The federal government sets rules on groundwater, but not its overuse or depletion, although experts say Congress has the constitutional authority to do so. Overall, federal responsibility for water is scattered among a half-dozen different agencies.
America’s approach to regulating water is “a total mess,” said Upmanu Lall, director of the Columbia Water Center at Columbia University.
In response to questions about groundwater extraction, the White House noted that the 2021 infrastructure law increased spending for water storage, recycling and desalination programs, which might reduce some groundwater demand.
A White House spokesman, Angelo Fernández Hernández, wouldn’t say what the Biden administration’s position was on whether the federal government should regulate groundwater extraction.

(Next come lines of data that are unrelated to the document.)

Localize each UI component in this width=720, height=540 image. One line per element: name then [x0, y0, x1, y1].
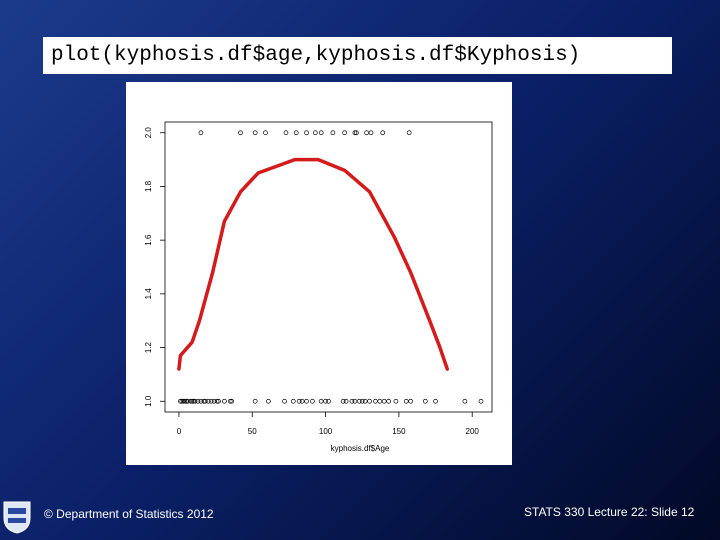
data-point	[211, 398, 217, 404]
data-point	[312, 130, 318, 136]
data-point	[185, 398, 191, 404]
data-point	[191, 398, 196, 404]
data-point	[205, 398, 211, 404]
data-point	[462, 398, 468, 404]
x-axis-label: kyphosis.df$Age	[331, 444, 390, 453]
data-point	[283, 130, 289, 136]
data-point	[381, 398, 387, 404]
y-tick-label: 1.0	[144, 395, 153, 407]
data-point	[238, 130, 243, 136]
data-point	[356, 398, 362, 404]
data-point	[189, 398, 195, 404]
data-point	[340, 398, 346, 404]
data-point	[478, 398, 484, 404]
data-point	[198, 130, 204, 136]
data-point	[433, 398, 438, 404]
data-point	[179, 398, 185, 404]
data-point	[310, 398, 315, 404]
data-point	[182, 398, 188, 404]
data-point	[380, 130, 386, 136]
data-point	[222, 398, 227, 404]
data-point	[359, 398, 365, 404]
data-point	[403, 398, 409, 404]
x-tick-label: 0	[177, 427, 182, 436]
data-point	[352, 130, 358, 136]
data-point	[180, 398, 186, 404]
data-point	[293, 130, 299, 136]
chart: kyphosis.df$Age 0 50 100 150 200 1.0 1.2 1.4 1.6…	[126, 82, 512, 465]
footer-left: © Department of Statistics 2012	[44, 507, 214, 521]
y-tick-label: 1.6	[144, 234, 153, 246]
plot-frame	[164, 121, 493, 413]
data-point	[214, 398, 220, 404]
data-point	[266, 398, 271, 404]
data-point	[352, 398, 358, 404]
y-tick-label: 1.2	[144, 341, 153, 353]
data-point	[178, 398, 183, 404]
data-point	[192, 398, 198, 404]
data-point	[195, 398, 201, 404]
data-point	[202, 398, 208, 404]
trend-curve	[177, 157, 450, 371]
x-tick-label: 150	[392, 427, 406, 436]
data-point	[408, 398, 413, 404]
data-point	[252, 398, 258, 404]
y-tick-label: 1.8	[144, 180, 153, 192]
data-point	[318, 398, 324, 404]
x-tick-label: 200	[466, 427, 480, 436]
data-point	[422, 398, 428, 404]
y-tick-label: 1.4	[144, 288, 153, 300]
data-point	[364, 130, 369, 136]
data-point	[290, 398, 296, 404]
data-point	[183, 398, 189, 404]
data-point	[342, 130, 347, 136]
data-point	[354, 130, 359, 136]
y-tick-label: 2.0	[144, 127, 153, 139]
data-point	[282, 398, 287, 404]
data-point	[229, 398, 235, 404]
data-point	[386, 398, 391, 404]
data-point	[216, 398, 221, 404]
data-point	[367, 398, 372, 404]
data-point	[296, 398, 302, 404]
data-point	[326, 398, 331, 404]
data-point	[299, 398, 305, 404]
plot-background	[126, 82, 512, 465]
data-point	[406, 130, 412, 136]
data-point	[318, 130, 324, 136]
data-point	[349, 398, 355, 404]
footer-right: STATS 330 Lecture 22: Slide 12	[524, 505, 695, 519]
x-tick-label: 50	[248, 427, 257, 436]
data-point	[304, 398, 309, 404]
code-title: plot(kyphosis.df$age,kyphosis.df$Kyphosi…	[43, 37, 672, 74]
data-point	[343, 398, 349, 404]
data-point	[330, 130, 336, 136]
data-point	[198, 398, 204, 404]
data-point	[227, 398, 233, 404]
data-point	[188, 398, 194, 404]
data-point	[252, 130, 258, 136]
data-point	[393, 398, 399, 404]
data-point	[208, 398, 214, 404]
data-point	[373, 398, 378, 404]
logo	[3, 501, 31, 534]
data-point	[201, 398, 207, 404]
data-point	[362, 398, 368, 404]
x-tick-label: 100	[319, 427, 333, 436]
data-point	[377, 398, 383, 404]
data-point	[368, 130, 374, 136]
data-point	[304, 130, 309, 136]
data-point	[263, 130, 268, 136]
data-point	[323, 398, 328, 404]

Source Link: https://www.nytimes.com/interactive/202 ... hange.html
OP Note: I wanted to add that it is a good idea to visit the actual article as there were animations detailing just how extensive the damage is, and I feel it gives proper context in some areas.
Opinion: I have a suspicion that certain companies particularly Nestle are more than profiting off of this issue and helping cause more harm. More to the point as a a citizen of a state that has undergone extensive droughts I don't feel like waiting for this to get worse. It is somewhat fitting that this article was published during the week COP 28 is meeting to discuss attempts to prevent a rise in global temperatures by 1.5 Celsius. My opinion is that this needs to be fixed, but the defining solutions, and actually implementing them are always a degree of difference. So what say you oh unleavened and leavened masses of NSG?